Abstract:Spine surgery is a high-risk intervention demanding precise execution, often supported by image-based navigation systems. Recently, supervised learning approaches have gained attention for reconstructing 3D spinal anatomy from sparse fluoroscopic data, significantly reducing reliance on radiation-intensive 3D imaging systems. However, these methods typically require large amounts of annotated training data and may struggle to generalize across varying patient anatomies or imaging conditions. Instance-learning approaches like Gaussian splatting could offer an alternative by avoiding extensive annotation requirements. While Gaussian splatting has shown promise for novel view synthesis, its application to sparse, arbitrarily posed real intraoperative X-rays has remained largely unexplored.
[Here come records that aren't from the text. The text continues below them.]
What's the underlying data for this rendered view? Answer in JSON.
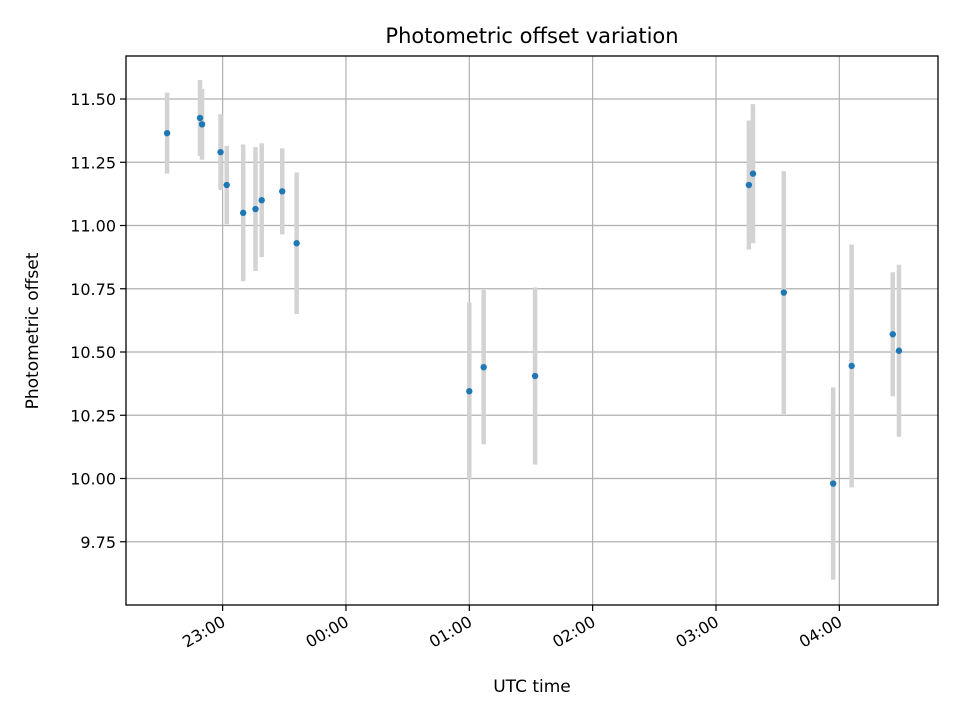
{
  "chart_data": {
    "type": "scatter",
    "title": "Photometric offset variation",
    "xlabel": "UTC time",
    "ylabel": "Photometric offset",
    "xlim": [
      "22:13",
      "04:48"
    ],
    "ylim": [
      9.5,
      11.67
    ],
    "x_ticks": [
      "23:00",
      "00:00",
      "01:00",
      "02:00",
      "03:00",
      "04:00"
    ],
    "y_ticks": [
      9.75,
      10.0,
      10.25,
      10.5,
      10.75,
      11.0,
      11.25,
      11.5
    ],
    "y_tick_labels": [
      "9.75",
      "10.00",
      "10.25",
      "10.50",
      "10.75",
      "11.00",
      "11.25",
      "11.50"
    ],
    "grid": true,
    "error_bars": true,
    "colors": {
      "points": "#1f77b4",
      "error_bars": "#d3d3d3",
      "grid": "#b0b0b0"
    },
    "points": [
      {
        "x": "22:33",
        "y": 11.365,
        "err": 0.16
      },
      {
        "x": "22:49",
        "y": 11.425,
        "err": 0.15
      },
      {
        "x": "22:50",
        "y": 11.4,
        "err": 0.14
      },
      {
        "x": "22:59",
        "y": 11.29,
        "err": 0.15
      },
      {
        "x": "23:02",
        "y": 11.16,
        "err": 0.155
      },
      {
        "x": "23:10",
        "y": 11.05,
        "err": 0.27
      },
      {
        "x": "23:16",
        "y": 11.065,
        "err": 0.245
      },
      {
        "x": "23:19",
        "y": 11.1,
        "err": 0.225
      },
      {
        "x": "23:29",
        "y": 11.135,
        "err": 0.17
      },
      {
        "x": "23:36",
        "y": 10.93,
        "err": 0.28
      },
      {
        "x": "01:00",
        "y": 10.345,
        "err": 0.35
      },
      {
        "x": "01:07",
        "y": 10.44,
        "err": 0.305
      },
      {
        "x": "01:32",
        "y": 10.405,
        "err": 0.35
      },
      {
        "x": "03:16",
        "y": 11.16,
        "err": 0.255
      },
      {
        "x": "03:18",
        "y": 11.205,
        "err": 0.275
      },
      {
        "x": "03:33",
        "y": 10.735,
        "err": 0.48
      },
      {
        "x": "03:57",
        "y": 9.98,
        "err": 0.38
      },
      {
        "x": "04:06",
        "y": 10.445,
        "err": 0.48
      },
      {
        "x": "04:26",
        "y": 10.57,
        "err": 0.245
      },
      {
        "x": "04:29",
        "y": 10.505,
        "err": 0.34
      }
    ]
  }
}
This work addresses this limitation by extending the $R^2$-Gaussian splatting framework to reconstruct anatomically consistent 3D volumes under these challenging conditions. We introduce an anatomy-guided radiographic standardization step using style transfer, improving visual consistency across views, and enhancing reconstruction quality. Notably, our framework requires no pretraining, making it inherently adaptable to new patients and anatomies. We evaluated our approach using an ex-vivo dataset. Expert surgical evaluation confirmed the clinical utility of the 3D reconstructions for navigation, especially when using 20 to 30 views, and highlighted the standardization's benefit for anatomical clarity. Benchmarking via quantitative 2D metrics (PSNR/SSIM) confirmed performance trade-offs compared to idealized settings, but also validated the improvement gained from standardization over raw inputs. This work demonstrates the feasibility of instance-based volumetric reconstruction from arbitrary sparse-view X-rays, advancing intraoperative 3D imaging for surgical navigation.